Soweit die Kläger für zurückliegende Zeiträume Leistungen begehren, über die bereits früher bestands- oder gar rechtskräftig entschieden wurde, stehen außerdem die Bestandskraft dieser Bescheide (§ 77 SGG) bzw. die Rechtskraft der ergangenen gerichtlichen Entscheidungen (§ 141 SGG) der Zulässigkeit einer weiteren Klage entgegen. Dies gilt namentlich für den Zeitraum November 2014 bis September 2015, für den eine Entscheidung des SG Dortmund vom 08.03.2018 (S 19 AS 1646/15) vorliegt und für den Zeitraum November 2015 bis Januar 2016, für den rechtskräftige Urteile des LSG Baden-Württemberg vom 11.07.2018 (a.a.O.) für beide Kläger ergangen sind. Die materielle Rechtskraft gerichtlicher Entscheidung führt zur Unzulässigkeit weiterer Klagen hinsichtlich desselben Streitgegenstands (Keller in Meyer-Ladewig/Keller/Leitherer/Schmidt, SGG, 13. Aufl. 2020, § 141 Rn. 6).
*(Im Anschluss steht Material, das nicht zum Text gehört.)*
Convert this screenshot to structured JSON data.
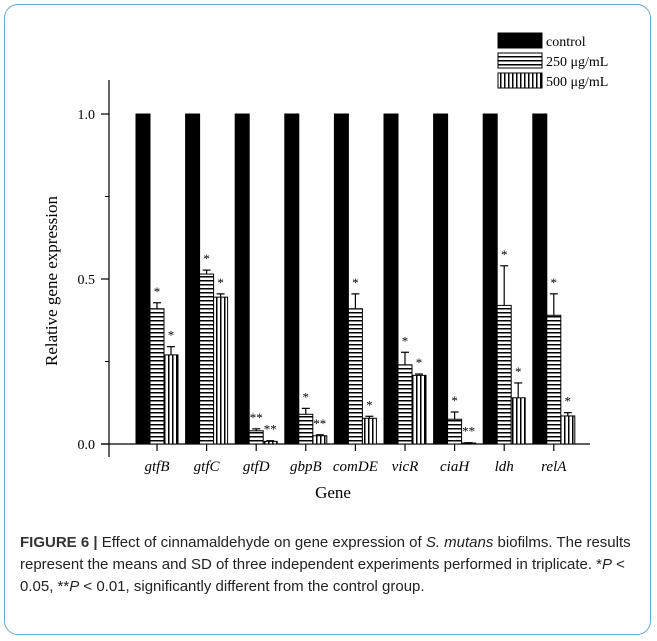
{
  "chart_data": {
    "type": "bar",
    "xlabel": "Gene",
    "ylabel": "Relative gene expression",
    "ylim": [
      0,
      1.1
    ],
    "yticks": [
      "0.0",
      "0.5",
      "1.0"
    ],
    "yticks_values": [
      0,
      0.5,
      1.0
    ],
    "categories": [
      "gtfB",
      "gtfC",
      "gtfD",
      "gbpB",
      "comDE",
      "vicR",
      "ciaH",
      "ldh",
      "relA"
    ],
    "series": [
      {
        "name": "control",
        "pattern": "solid",
        "values": [
          1,
          1,
          1,
          1,
          1,
          1,
          1,
          1,
          1
        ],
        "errors": [
          0,
          0,
          0,
          0,
          0,
          0,
          0,
          0,
          0
        ],
        "sig": [
          "",
          "",
          "",
          "",
          "",
          "",
          "",
          "",
          ""
        ]
      },
      {
        "name": "250 μg/mL",
        "pattern": "horizontal",
        "values": [
          0.41,
          0.515,
          0.04,
          0.09,
          0.41,
          0.24,
          0.075,
          0.42,
          0.39
        ],
        "errors": [
          0.018,
          0.012,
          0.006,
          0.018,
          0.045,
          0.038,
          0.022,
          0.12,
          0.065
        ],
        "sig": [
          "*",
          "*",
          "**",
          "*",
          "*",
          "*",
          "*",
          "*",
          "*"
        ]
      },
      {
        "name": "500 μg/mL",
        "pattern": "vertical",
        "values": [
          0.27,
          0.445,
          0.008,
          0.025,
          0.078,
          0.208,
          0.003,
          0.14,
          0.085
        ],
        "errors": [
          0.025,
          0.01,
          0.002,
          0.003,
          0.006,
          0.004,
          0.001,
          0.045,
          0.01
        ],
        "sig": [
          "*",
          "*",
          "**",
          "**",
          "*",
          "*",
          "**",
          "*",
          "*"
        ]
      }
    ],
    "legend_position": "top-right",
    "colors": {
      "bar_fill": "#000000",
      "pattern_bg": "#ffffff",
      "frame": "#6fa8c4"
    }
  },
  "caption": {
    "label": "FIGURE 6 |",
    "text_1": " Effect of cinnamaldehyde on gene expression of ",
    "species": "S. mutans",
    "text_2": " biofilms. The results represent the means and SD of three independent experiments performed in triplicate. *",
    "p1": "P",
    "text_3": " < 0.05, **",
    "p2": "P",
    "text_4": " < 0.01, significantly different from the control group."
  }
}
Wegen der weiteren Begründung wird zur Vermeidung von Wiederholungen auf die Entscheidungsgründe des SG Bezug genommen (§ 153 Abs. 2 SGG).

Die Berufung war daher mit der Kostenfolge des § 193 SGG zurückzuweisen.

Gründe für die Zulassung der Revision liegen nicht vor.